Kegiatan ini dikemas sebagai bentuk pendampingan, penguatan, dan pengembangan lembaga penyedia layanan peningkatan kualitas hidup anak. Fokus utamanya adalah memastikan jurnalis memiliki pemahaman mendalam dalam mengawal isu-isu anak di tengah derasnya arus informasi digital.
Salah satu narasumber, H. Asmualik, menekankan bahwa pendampingan terhadap anak harus dimulai dari hulu, termasuk melalui narasi yang dibangun oleh media massa. “Media memiliki tanggung jawab besar. Harapannya, para jurnalis mampu memberikan filter yang kuat terhadap informasi yang beredar,” ujar anggota dewan yang juga sebagai Ketua Fraksi PKS DPRD Kota Malang.
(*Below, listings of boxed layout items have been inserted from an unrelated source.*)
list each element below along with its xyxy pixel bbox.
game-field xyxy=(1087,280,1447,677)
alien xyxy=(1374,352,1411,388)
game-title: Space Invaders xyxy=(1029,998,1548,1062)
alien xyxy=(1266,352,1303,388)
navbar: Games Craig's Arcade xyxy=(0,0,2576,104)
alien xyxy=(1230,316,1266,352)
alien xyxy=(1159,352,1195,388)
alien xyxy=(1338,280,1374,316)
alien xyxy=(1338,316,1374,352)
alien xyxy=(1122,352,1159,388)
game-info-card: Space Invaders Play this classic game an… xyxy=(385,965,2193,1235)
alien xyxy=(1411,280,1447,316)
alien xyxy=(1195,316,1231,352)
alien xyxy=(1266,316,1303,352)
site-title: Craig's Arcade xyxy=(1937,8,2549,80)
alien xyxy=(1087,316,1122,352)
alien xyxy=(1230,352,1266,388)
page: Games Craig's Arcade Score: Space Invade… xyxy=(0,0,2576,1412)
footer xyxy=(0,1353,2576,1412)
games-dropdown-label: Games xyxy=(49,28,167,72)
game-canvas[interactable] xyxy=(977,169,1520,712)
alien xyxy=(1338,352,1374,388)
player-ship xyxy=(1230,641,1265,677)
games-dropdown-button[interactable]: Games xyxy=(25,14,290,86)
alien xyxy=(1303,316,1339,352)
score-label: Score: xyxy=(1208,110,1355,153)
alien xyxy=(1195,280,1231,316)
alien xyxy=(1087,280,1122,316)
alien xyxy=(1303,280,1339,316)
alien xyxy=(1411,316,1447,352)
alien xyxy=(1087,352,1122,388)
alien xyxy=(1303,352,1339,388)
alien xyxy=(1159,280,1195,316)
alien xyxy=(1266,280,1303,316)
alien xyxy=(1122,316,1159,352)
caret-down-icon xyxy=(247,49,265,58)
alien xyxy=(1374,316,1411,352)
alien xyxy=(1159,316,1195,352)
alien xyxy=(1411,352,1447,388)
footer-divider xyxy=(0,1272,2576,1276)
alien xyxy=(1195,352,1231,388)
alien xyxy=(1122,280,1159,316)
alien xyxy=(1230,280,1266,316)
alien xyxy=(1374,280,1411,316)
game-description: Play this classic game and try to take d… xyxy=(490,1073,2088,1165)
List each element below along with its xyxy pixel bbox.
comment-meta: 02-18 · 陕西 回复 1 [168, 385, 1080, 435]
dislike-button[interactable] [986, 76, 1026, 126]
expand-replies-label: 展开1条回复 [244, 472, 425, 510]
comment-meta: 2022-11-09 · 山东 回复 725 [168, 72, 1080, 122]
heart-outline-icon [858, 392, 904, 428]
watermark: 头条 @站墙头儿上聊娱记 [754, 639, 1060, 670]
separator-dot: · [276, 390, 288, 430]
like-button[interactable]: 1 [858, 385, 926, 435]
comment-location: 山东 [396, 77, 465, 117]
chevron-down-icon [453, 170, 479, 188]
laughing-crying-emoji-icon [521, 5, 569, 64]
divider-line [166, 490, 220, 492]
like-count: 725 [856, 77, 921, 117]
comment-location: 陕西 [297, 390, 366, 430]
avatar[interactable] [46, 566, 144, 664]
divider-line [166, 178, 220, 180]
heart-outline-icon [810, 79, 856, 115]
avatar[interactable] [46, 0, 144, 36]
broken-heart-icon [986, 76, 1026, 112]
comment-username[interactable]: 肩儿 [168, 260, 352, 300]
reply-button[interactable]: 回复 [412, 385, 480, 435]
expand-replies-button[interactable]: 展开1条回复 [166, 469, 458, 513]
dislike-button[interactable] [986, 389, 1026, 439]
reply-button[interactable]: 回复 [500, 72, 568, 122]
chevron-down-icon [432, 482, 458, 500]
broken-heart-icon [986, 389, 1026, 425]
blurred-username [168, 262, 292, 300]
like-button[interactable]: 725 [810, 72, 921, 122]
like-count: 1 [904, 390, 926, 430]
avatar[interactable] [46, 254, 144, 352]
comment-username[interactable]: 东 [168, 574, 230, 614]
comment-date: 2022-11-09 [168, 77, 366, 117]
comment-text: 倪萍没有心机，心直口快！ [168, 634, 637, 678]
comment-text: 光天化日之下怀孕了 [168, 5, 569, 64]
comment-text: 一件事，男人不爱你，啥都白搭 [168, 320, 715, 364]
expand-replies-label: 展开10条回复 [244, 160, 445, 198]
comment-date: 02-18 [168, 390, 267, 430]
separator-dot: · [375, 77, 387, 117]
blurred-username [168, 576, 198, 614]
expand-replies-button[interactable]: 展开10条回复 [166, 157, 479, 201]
Asmualik menyoroti tantangan berat di era digital, di mana media massa sering kali menjadi medan tempur bagi berita-berita bohong (hoax) yang dapat merugikan masa depan anak. Oleh karena itu, jurnalis harus lebih waspada dan bertanggung jawab dalam menyajikan informasi.

Sementara itu, Ketua PWI Malang Raya, Ir. Cahyono, menambahkan bahwa penerapan Kode Etik Jurnalistik (KEJ) harus beririsan dengan perlindungan anak. “Jurnalis dilarang menyebutkan identitas korban kejahatan susila dan tidak menyebutkan identitas anak yang menjadi pelaku kejahatan,” jelasnya.
Beberapa poin penting dalam Pedoman Pemberitaan Ramah Anak (PPRA) yang harus dipatuhi, di antaranya:
- Penyamaran Identitas: Tidak hanya nama, tetapi juga wajah, alamat rumah, hingga nama sekolah yang dapat mengarah pada pengenalan jati diri anak.
- Menghindari Labeling: Tidak menggunakan istilah yang bersifat menghakimi atau memberikan stigma negatif kepada anak.
- Empati dalam Wawancara: Jurnalis dilarang melakukan wawancara langsung yang dapat membuat anak merasa tertekan atau kembali mengingat trauma yang dialami.
Dengan demikian, acara ini diharapkan dapat meningkatkan kesadaran jurnalis dalam melindungi anak-anak dari dampak negatif media dan membangun generasi yang lebih sejahtera. (lil).